Sudaryono menyatakan tidak akan segan-segan menyeret pihak yang bertanggung jawab ke ranah hukum apabila dalam proses penyelidikan ditemukan unsur pidana. Menurutnya, sanksi administratif berupa pemecatan saja tidak cukup untuk menebus kecerobohan yang membahayakan kesehatan ratusan anak sekolah tersebut.
Kronologi kejadian ini mengungkap adanya manipulasi data pada pelabelan makanan. Berdasarkan hasil investigasi, makanan tersebut sebenarnya telah selesai dimasak pada pukul 05.00 WIB dan memiliki batas aman konsumsi sebelum pukul 09.00 WIB. Namun, petugas Satuan Pelayanan Pemenuhan Gizi (SPPG) terkait hanya menempelkan label pada satu wadah saja dengan klaim palsu bahwa makanan matang pukul 08.00 WIB dan layak dikonsumsi hingga pukul 10.00 WIB.
Kenyataan di lapangan justru jauh lebih buruk. Paket makanan baru didistribusikan ke sekolah-sekolah di atas pukul 11.30 WIB dan baru disantap oleh para siswa setelah pukul 12.00 WIB. Jeda waktu yang terlampau lama ini menyebabkan kualitas hidangan menurun drastis hingga memicu keracunan massal yang berdampak pada 566 santri serta pelajar dari belasan lembaga pendidikan lainnya.
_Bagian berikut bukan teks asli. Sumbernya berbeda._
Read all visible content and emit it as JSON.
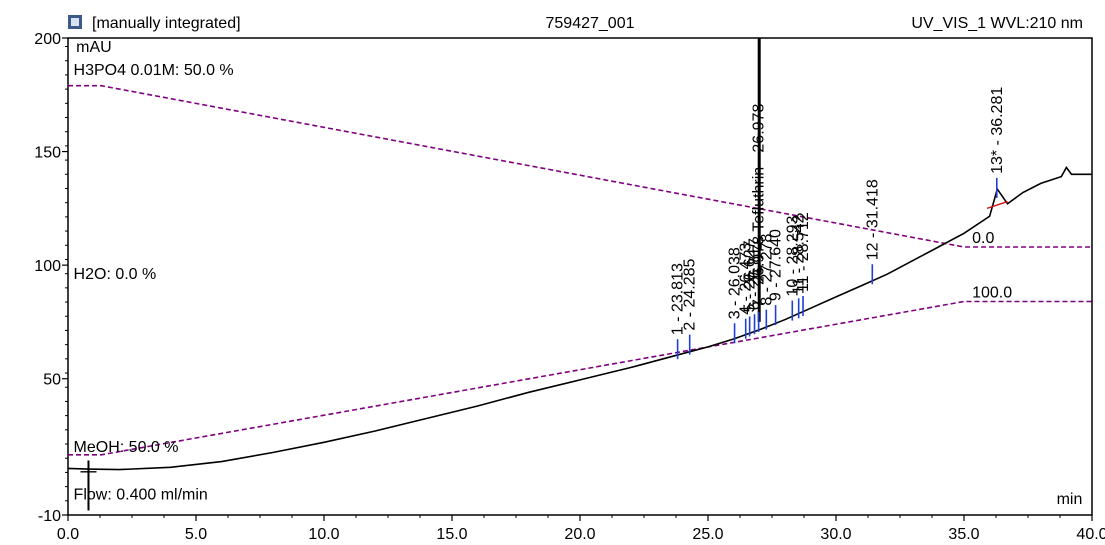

Atas kejadian memprihatinkan ini, Sudaryono menyampaikan permohonan maaf yang mendalam kepada publik selaku pimpinan BGN. Ia langsung menginstruksikan seluruh jajaran SPPG di Indonesia untuk memperketat pengawasan, wajib melabeli setiap wadah, serta disiplin mematuhi juklak-juknis yang berlaku.
Di sisi lain, Kepala SPPG Kalitengah Tanggulangin, Rafli Ridho, juga telah mengakui kelalaian tersebut dan menyampaikan penyesalan serta permohonan maaf secara terbuka atas dampak buruk yang menimpa para korban. Kasus ini kini menjadi alarm keras bagi kelayakan serta keamanan distribusi program pangan nasional ke depannya.